Inspect annotations and parameters
Function annotations are available through inspect.signature() and the function's __annotations__ attribute. An annotation is metadata, not runtime validation. A tool can display it, but the application should still validate values at the boundary.
import inspect
def add(left: int, right: int = 0) -> int:
return left + right
signature = inspect.signature(add)
print(signature.return_annotation)
for parameter in signature.parameters.values():
print(parameter.name, parameter.annotation)
When annotations are postponed or stored as strings, use the documented annotation-resolution tools carefully. Evaluation can execute names or imports, so do not resolve annotations from untrusted modules merely to display them.
Build a safe inspection helper
A small helper can return structured, bounded facts rather than dumping an entire object. This makes logs easier to read and reduces the chance that inspection triggers expensive or sensitive behavior.
import inspect
def describe(obj):
result = {
"type": type(obj).__qualname__,
"is_function": inspect.isfunction(obj),
"is_class": inspect.isclass(obj),
"callable": callable(obj),
}
if callable(obj):
try:
result["signature"] = str(inspect.signature(obj))

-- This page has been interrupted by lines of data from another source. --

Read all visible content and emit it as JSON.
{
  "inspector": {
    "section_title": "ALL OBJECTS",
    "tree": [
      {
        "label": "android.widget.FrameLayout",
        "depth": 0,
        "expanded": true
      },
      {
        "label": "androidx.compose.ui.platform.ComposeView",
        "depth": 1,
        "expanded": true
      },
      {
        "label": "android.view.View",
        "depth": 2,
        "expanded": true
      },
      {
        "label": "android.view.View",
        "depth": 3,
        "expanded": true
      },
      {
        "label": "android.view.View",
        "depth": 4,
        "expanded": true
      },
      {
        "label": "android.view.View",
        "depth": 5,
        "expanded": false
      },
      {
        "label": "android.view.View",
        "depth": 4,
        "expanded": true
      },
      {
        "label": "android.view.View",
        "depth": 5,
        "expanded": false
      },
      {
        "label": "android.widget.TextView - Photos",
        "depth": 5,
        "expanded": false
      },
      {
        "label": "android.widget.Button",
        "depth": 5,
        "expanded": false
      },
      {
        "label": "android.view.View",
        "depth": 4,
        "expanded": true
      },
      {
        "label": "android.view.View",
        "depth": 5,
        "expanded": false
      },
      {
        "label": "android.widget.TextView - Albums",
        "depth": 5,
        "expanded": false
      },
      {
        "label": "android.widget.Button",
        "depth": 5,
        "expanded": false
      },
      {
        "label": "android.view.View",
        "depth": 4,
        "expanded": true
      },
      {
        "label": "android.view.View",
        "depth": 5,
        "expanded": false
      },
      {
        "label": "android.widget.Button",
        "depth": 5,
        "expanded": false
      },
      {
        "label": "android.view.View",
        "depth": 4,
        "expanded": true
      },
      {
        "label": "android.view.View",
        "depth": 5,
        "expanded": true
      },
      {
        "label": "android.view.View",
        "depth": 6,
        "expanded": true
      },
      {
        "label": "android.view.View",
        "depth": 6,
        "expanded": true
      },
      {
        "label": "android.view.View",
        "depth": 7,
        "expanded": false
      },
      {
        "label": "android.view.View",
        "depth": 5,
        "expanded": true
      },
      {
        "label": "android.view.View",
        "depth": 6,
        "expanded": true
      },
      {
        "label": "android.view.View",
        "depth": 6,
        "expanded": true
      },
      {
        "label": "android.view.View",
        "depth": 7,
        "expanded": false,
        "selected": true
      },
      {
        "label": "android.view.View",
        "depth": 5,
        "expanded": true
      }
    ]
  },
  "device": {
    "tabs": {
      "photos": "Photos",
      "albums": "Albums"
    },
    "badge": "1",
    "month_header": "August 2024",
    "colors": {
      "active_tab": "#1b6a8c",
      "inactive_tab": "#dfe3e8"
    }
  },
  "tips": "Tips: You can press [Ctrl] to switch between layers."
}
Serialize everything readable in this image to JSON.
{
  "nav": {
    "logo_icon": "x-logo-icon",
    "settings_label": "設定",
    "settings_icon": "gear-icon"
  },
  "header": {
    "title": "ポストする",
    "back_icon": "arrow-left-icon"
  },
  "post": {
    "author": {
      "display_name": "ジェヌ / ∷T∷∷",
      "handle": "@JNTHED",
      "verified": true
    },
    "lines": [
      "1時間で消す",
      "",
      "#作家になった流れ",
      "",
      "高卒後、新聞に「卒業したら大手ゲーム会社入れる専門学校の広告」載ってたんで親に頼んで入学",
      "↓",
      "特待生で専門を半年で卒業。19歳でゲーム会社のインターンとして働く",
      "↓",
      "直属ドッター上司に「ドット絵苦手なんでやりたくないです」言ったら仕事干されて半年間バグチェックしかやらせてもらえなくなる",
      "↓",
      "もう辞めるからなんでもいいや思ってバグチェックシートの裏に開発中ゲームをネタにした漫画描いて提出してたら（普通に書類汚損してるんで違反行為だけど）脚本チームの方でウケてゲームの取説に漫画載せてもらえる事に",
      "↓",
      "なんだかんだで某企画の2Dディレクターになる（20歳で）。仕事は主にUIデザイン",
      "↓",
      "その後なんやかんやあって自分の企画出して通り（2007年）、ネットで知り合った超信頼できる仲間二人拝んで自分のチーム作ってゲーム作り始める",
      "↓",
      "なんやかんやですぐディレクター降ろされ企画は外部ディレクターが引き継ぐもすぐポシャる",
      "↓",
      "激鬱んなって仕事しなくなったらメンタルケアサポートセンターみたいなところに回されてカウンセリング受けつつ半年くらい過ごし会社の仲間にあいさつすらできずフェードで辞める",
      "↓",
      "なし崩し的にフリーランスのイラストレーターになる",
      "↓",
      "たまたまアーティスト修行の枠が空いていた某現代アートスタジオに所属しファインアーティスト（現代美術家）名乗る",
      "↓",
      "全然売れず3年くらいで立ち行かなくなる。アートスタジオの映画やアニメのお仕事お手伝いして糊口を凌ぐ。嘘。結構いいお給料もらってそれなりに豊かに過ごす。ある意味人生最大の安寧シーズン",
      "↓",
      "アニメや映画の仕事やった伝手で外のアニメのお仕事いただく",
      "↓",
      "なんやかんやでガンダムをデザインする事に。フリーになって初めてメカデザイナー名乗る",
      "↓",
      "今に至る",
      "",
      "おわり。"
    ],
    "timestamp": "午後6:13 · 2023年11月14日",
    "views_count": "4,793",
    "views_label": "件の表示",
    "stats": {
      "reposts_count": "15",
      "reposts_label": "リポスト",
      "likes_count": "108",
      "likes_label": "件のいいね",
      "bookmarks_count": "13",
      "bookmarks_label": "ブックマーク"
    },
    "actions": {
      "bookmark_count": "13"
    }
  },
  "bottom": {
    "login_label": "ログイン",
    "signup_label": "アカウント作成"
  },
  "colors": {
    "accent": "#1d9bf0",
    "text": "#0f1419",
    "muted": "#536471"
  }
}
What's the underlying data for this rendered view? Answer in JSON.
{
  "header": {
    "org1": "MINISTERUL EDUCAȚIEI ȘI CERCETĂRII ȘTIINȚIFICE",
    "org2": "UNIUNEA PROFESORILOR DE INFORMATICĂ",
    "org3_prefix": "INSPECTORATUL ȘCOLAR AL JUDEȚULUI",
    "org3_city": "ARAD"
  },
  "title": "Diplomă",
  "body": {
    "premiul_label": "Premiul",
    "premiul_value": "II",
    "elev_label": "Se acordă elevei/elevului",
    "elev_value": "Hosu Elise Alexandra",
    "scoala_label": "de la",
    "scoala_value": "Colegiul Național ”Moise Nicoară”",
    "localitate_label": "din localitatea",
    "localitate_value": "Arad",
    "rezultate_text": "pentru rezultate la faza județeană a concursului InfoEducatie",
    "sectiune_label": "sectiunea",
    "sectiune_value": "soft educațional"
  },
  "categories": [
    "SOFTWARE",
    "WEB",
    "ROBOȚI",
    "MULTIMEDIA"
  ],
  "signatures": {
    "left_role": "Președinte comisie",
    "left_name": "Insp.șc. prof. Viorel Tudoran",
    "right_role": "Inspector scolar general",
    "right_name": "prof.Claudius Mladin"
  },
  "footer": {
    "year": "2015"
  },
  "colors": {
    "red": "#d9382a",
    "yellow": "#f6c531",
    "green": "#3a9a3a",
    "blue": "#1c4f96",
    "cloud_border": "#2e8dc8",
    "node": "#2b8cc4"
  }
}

except (TypeError, ValueError):
result["signature"] = None
return result
print(describe(len))
print(describe(lambda value: value))
Keep the output contract stable if another tool consumes it. Inspection code should degrade gracefully when the object is a built-in, a proxy, a decorated function, or an object whose attributes are not safe to enumerate.

Common mistakes
- Assuming every callable has retrievable Python source.
- Using introspection instead of an explicit plugin or protocol contract.
- Scanning arbitrary members and accidentally triggering properties.
- Logging source paths or source text that contains sensitive information.
- Treating annotations or signatures as runtime type validation.
The pragmatic use of inspect is targeted and defensive: identify the object, request the smallest fact needed, handle unavailable metadata, and keep introspection outside the critical path when possible. That gives developers useful runtime visibility without coupling the application to implementation details.
Keep introspection out of critical behavior
Inspection is most valuable at development and integration boundaries, where it can explain an object that a developer did not expect. Core application behavior should prefer explicit interfaces because decorators, packaging, alternative Python implementations, and native extensions can all change what inspect can see.
When inspection output is saved, include the Python version and a stable object identifier when possible. This gives a future reader context without requiring the original process, filesystem, or source layout to remain available.
For runtime introspection, compare inspect with help() and traceback diagnostics. Read python help function and python traceback for the related workflow.
Frequently Asked Questions
Frequently Asked Questions
What is the inspect module used for in Python?
inspect provides runtime tools for examining callable signatures, source, members, and object or class types.
How do I inspect a function signature?
Call inspect.signature(function) and read the returned Signature and Parameter objects.
Why can inspect.getsource() fail?
Built-ins, extension objects, interactive definitions, and generated or wrapped objects may not expose retrievable Python source.
Does inspect perform runtime type validation?
No. Signatures and annotations are metadata; application code still needs explicit input validation.